Word is that Paso Robles’ Twilight Cellars, known until October 15, 2010 as Thunderbolt Winery recently received the dreaded registered letter with the return address of Modesto. Apparently, E. & J. Gallo, which has not put their name on the Thunderbird label for many years, is still making enough money selling this street wine (which is banned in our neighborhood by the Washington State Liquor Control Board), that their feathers were ruffled enough to let their lawyers out of the hen house and force a name change at the tiny (2,500 cases annually) family winery.
According to Wine Industry Insight, Twilight only would say that it was ” forced by a globally influential third party to change its name because the name Thunderbolt conflicted with one of their old brands.”

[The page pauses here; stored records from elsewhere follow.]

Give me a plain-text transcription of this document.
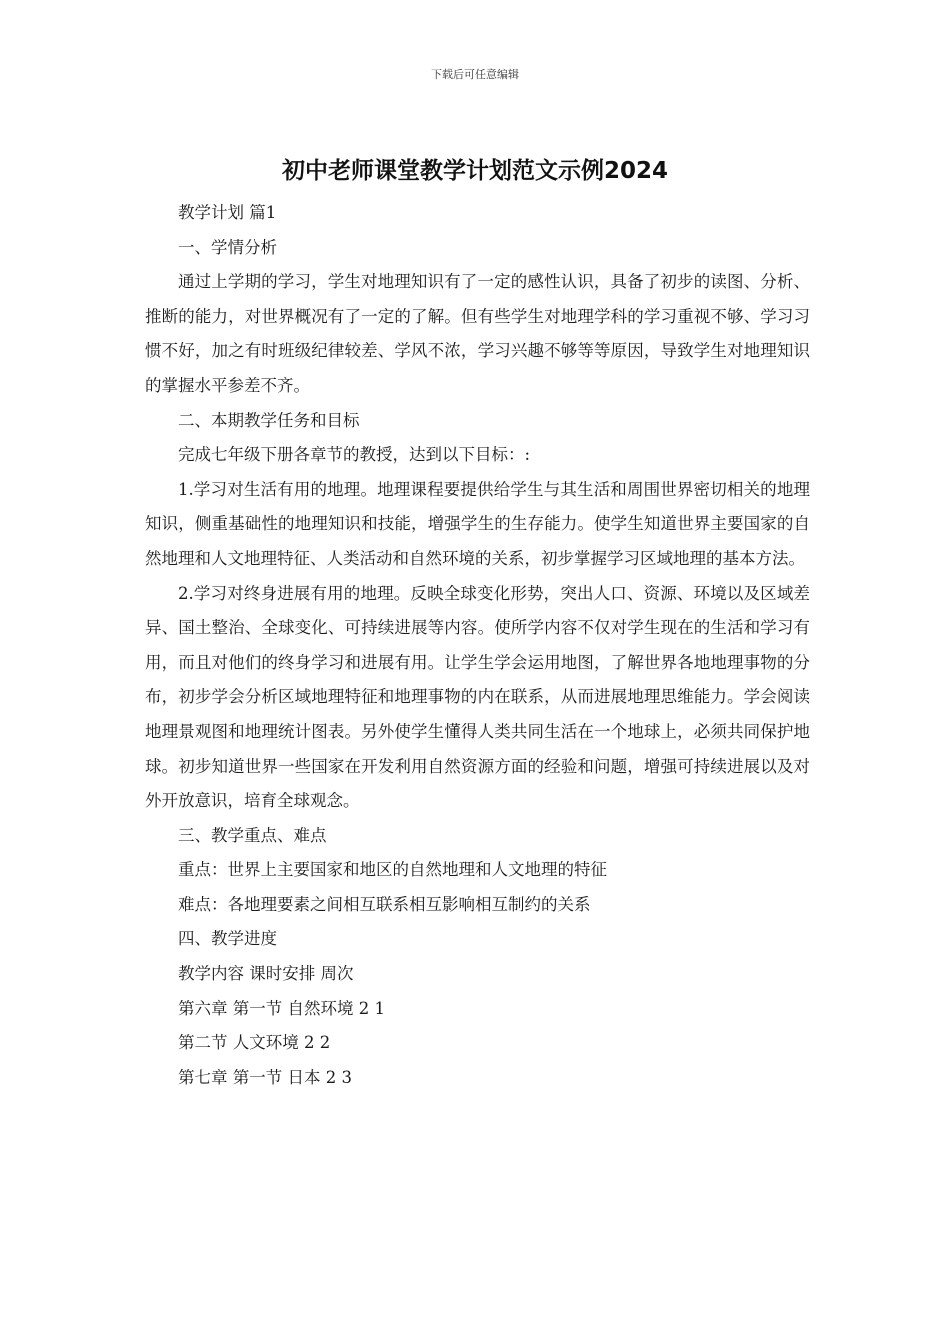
下载后可任意编辑
初中老师课堂教学计划范文示例2024

教学计划 篇1

一、学情分析

通过上学期的学习，学生对地理知识有了一定的感性认识，具备了初步的读图、分析、推断的能力，对世界概况有了一定的了解。但有些学生对地理学科的学习重视不够、学习习惯不好，加之有时班级纪律较差、学风不浓，学习兴趣不够等等原因，导致学生对地理知识的掌握水平参差不齐。

二、本期教学任务和目标

完成七年级下册各章节的教授，达到以下目标：:

1.学习对生活有用的地理。地理课程要提供给学生与其生活和周围世界密切相关的地理知识，侧重基础性的地理知识和技能，增强学生的生存能力。使学生知道世界主要国家的自然地理和人文地理特征、人类活动和自然环境的关系，初步掌握学习区域地理的基本方法。

2.学习对终身进展有用的地理。反映全球变化形势，突出人口、资源、环境以及区域差异、国土整治、全球变化、可持续进展等内容。使所学内容不仅对学生现在的生活和学习有用，而且对他们的终身学习和进展有用。让学生学会运用地图，了解世界各地地理事物的分布，初步学会分析区域地理特征和地理事物的内在联系，从而进展地理思维能力。学会阅读地理景观图和地理统计图表。另外使学生懂得人类共同生活在一个地球上，必须共同保护地球。初步知道世界一些国家在开发利用自然资源方面的经验和问题，增强可持续进展以及对外开放意识，培育全球观念。

三、教学重点、难点

重点：世界上主要国家和地区的自然地理和人文地理的特征

难点：各地理要素之间相互联系相互影响相互制约的关系

四、教学进度

教学内容 课时安排 周次

第六章 第一节 自然环境 2 1

第二节 人文环境 2 2

第七章 第一节 日本 2 3
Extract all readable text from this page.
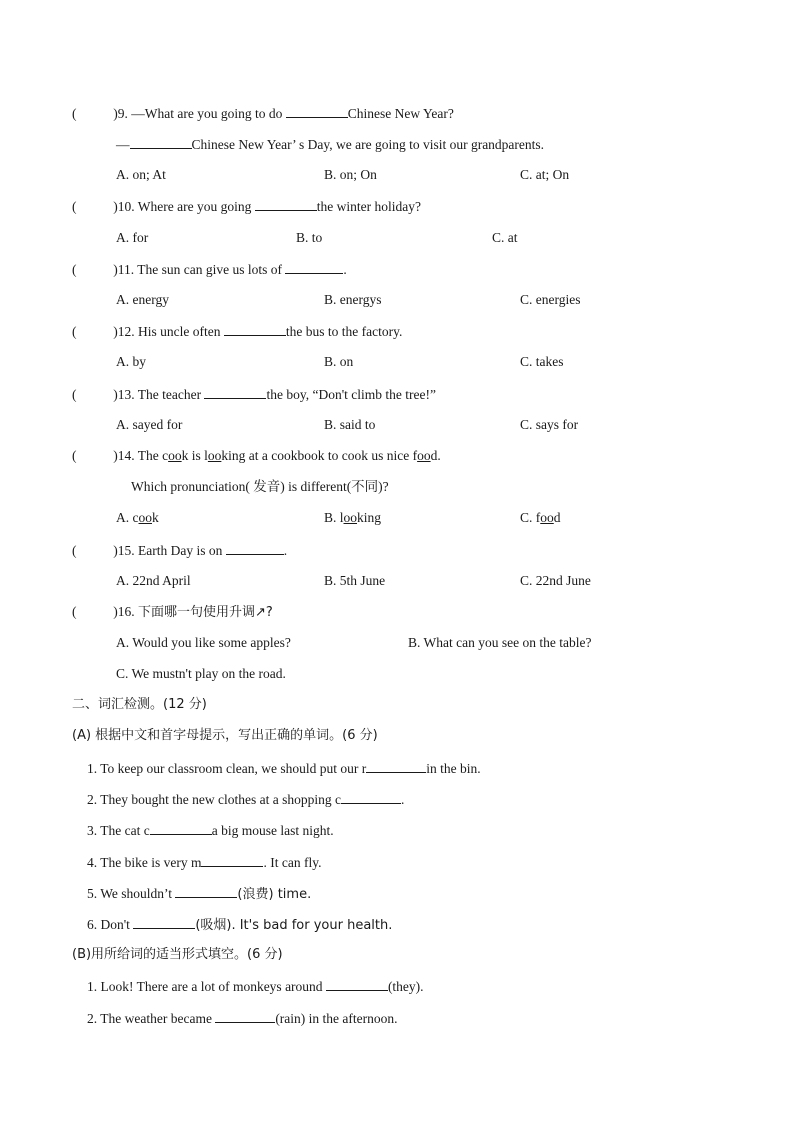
(	)9. —What are you going to do	Chinese New Year?
—	Chinese New Year’ s Day, we are going to visit our grandparents.
A. on; At	B. on; On	C. at; On
(	)10. Where are you going	the winter holiday?
A. for	B. to	C. at
(	)11. The sun can give us lots of	.
A. energy	B. energys	C. energies
(	)12. His uncle often	the bus to the factory.
A. by	B. on	C. takes
(	)13. The teacher	the boy, “Don't climb the tree!”
A. sayed for	B. said to	C. says for
(	)14. The cook is looking at a cookbook to cook us nice food.
Which pronunciation( 发音) is different(不同)?
A. cook	B. looking	C. food
(	)15. Earth Day is on	.
A. 22nd April	B. 5th June	C. 22nd June
(	)16. 下面哪一句使用升调↗?
A. Would you like some apples?	B. What can you see on the table?
C. We mustn't play on the road.
二、词汇检测。(12 分)
(A) 根据中文和首字母提示，写出正确的单词。(6 分)
1. To keep our classroom clean, we should put our r	in the bin.
2. They bought the new clothes at a shopping c	.
3. The cat c	a big mouse last night.
4. The bike is very m	. It can fly.
5. We shouldn’t	(浪费) time.
6. Don't	(吸烟). It's bad for your health.
(B)用所给词的适当形式填空。(6 分)
1. Look! There are a lot of monkeys around	(they).
2. The weather became	(rain) in the afternoon.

As Spanish Table customer’s know, last year in a bolt out of the blue, the famiglia Gallo sued The Spanish Table in Fresno Federal Court for selling Pastas Gallo fideua noodles, a Spanish brand pre-dating the arrival of the winey Gallos in the USA. As part of their “offer you can not refuse,” the Gallo lawyers extract a vow of silence in the settlement so we can understand why the Twilight (née Thunderbolt) spokesperson was forced to speak in euphemisms. When we refused to include the vow of silence in our the pasta settlement, E&J Gallo’s lawyers offered to pay our legal costs but we held the First Amendment too dear and settled the case cowed but unmuzzled.
Ironically Thunderbird is a brand name some industry observers feel E&J Gallo may have borrowed from the Ford Motor Company and/or the Nevada casino.